HM-based nutritional products as part of an EHMD have been shown in clinical studies to improve health and reduce the complications of prematurity in very-low-birth-weight infants. Accordingly, the use of these products and EHMD protocols are increasing globally as are the number of available products. Some new and upcoming products are homogenized which alters MFGM structure, a complex mixture of proteins, lipids, and carbohydrates shown to be important in infection, neurodevelopment, and growth. Changes to the macromolecular structure of the milk fat globule have unknown consequences for the health of premature infants. Thus, investigation of homogenization-induced changes to the macromolecular structure and function of the milk fat globule is critical to establish the safety and efficacy of homogenized HM-based nutritional products, especially those that also undergo high heat treatments including retort sterilization and UHT processing. Importantly, the published clinical benefits of HM-based nutritional products only apply to currently available nonhomogenized products. The safety and efficacy of homogenized HM-based nutritional products have not been established.

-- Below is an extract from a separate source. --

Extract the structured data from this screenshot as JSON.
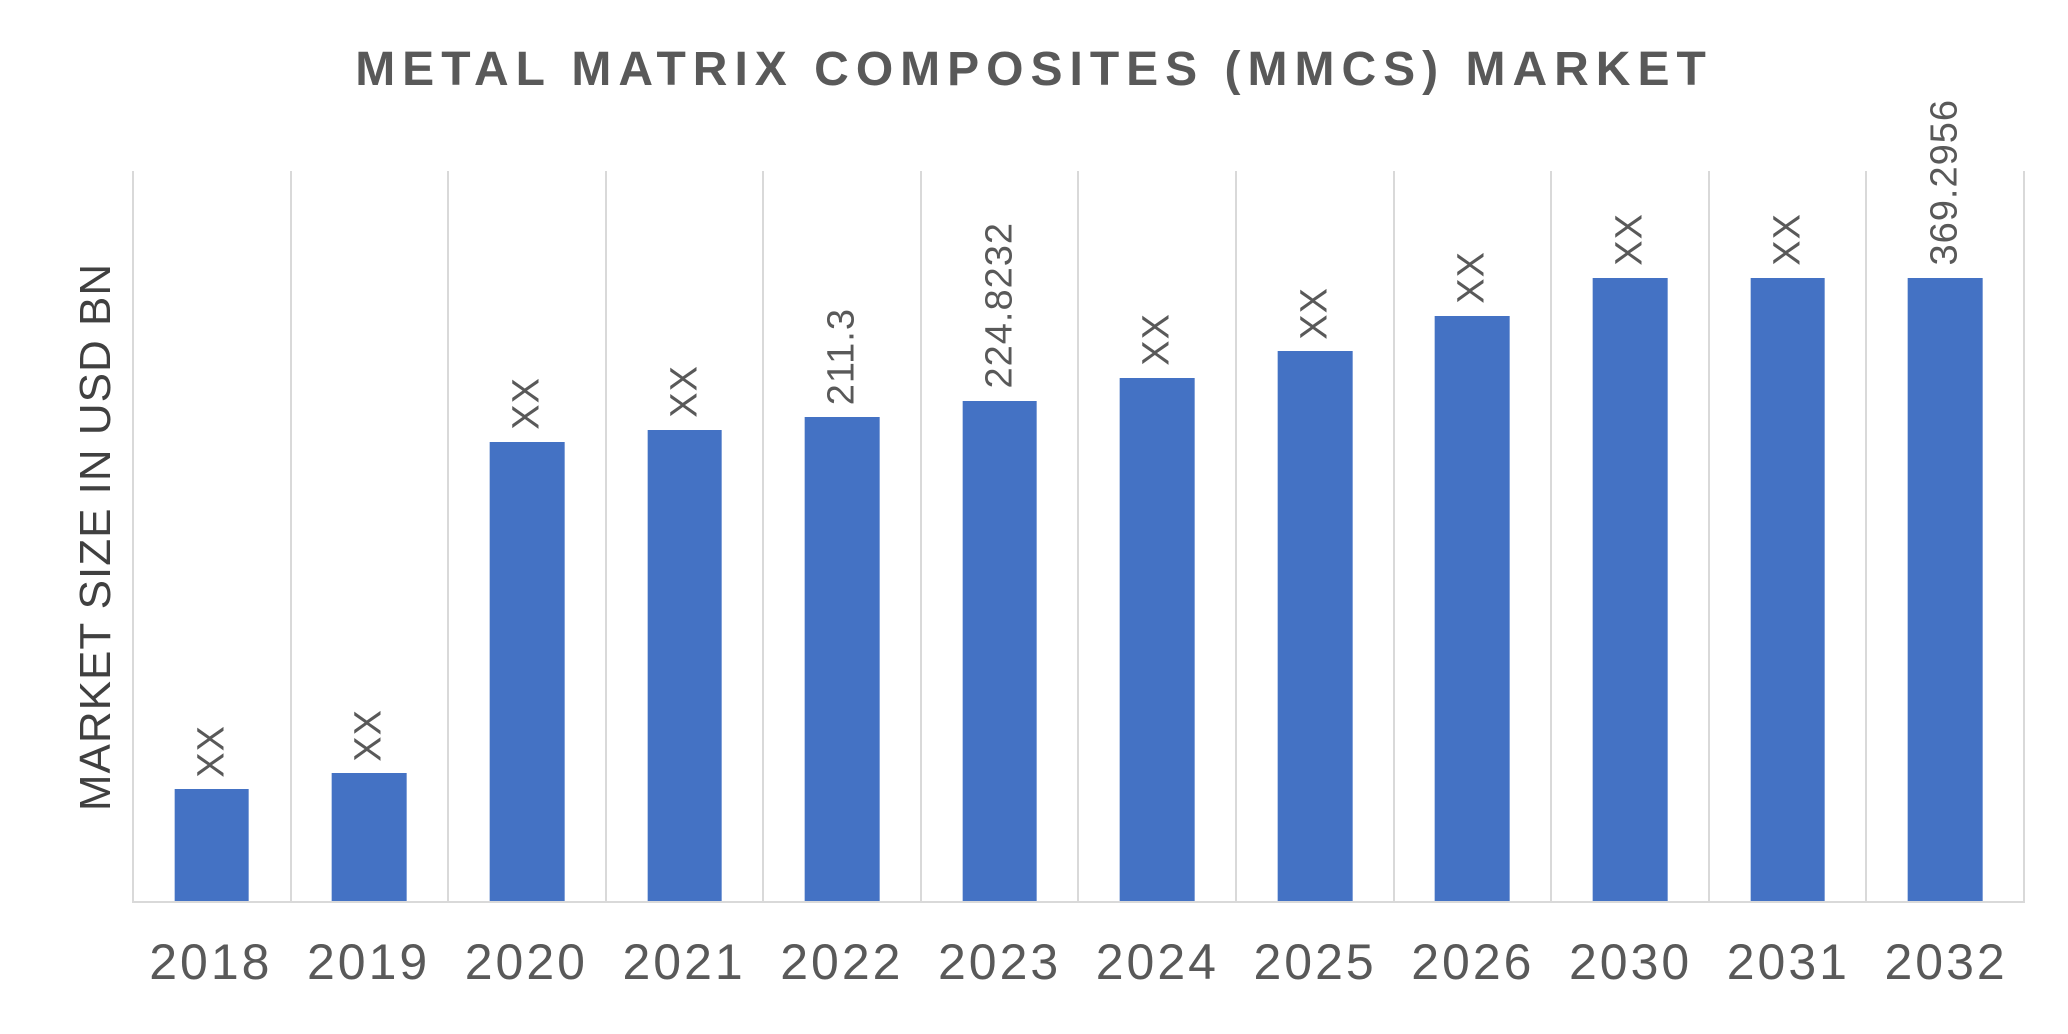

Traditionally used in the dairy industry, homogenization is used to improve cow milk's taste, consistency, and appearance as well as to extend its shelf-life.

Homogenization disrupts the milk fat globule, which may lead to premature digestion of bioactive components linked to favorable neurological outcomes, including sphingolipids and long-chain PUFAs. The implications of these changes for infant health are unknown.

The described clinical benefits of human milk (HM)-based nutritional products only apply to currently available nonhomogenized products. The safety and efficacy of homogenized HM-based nutritional products have not been established.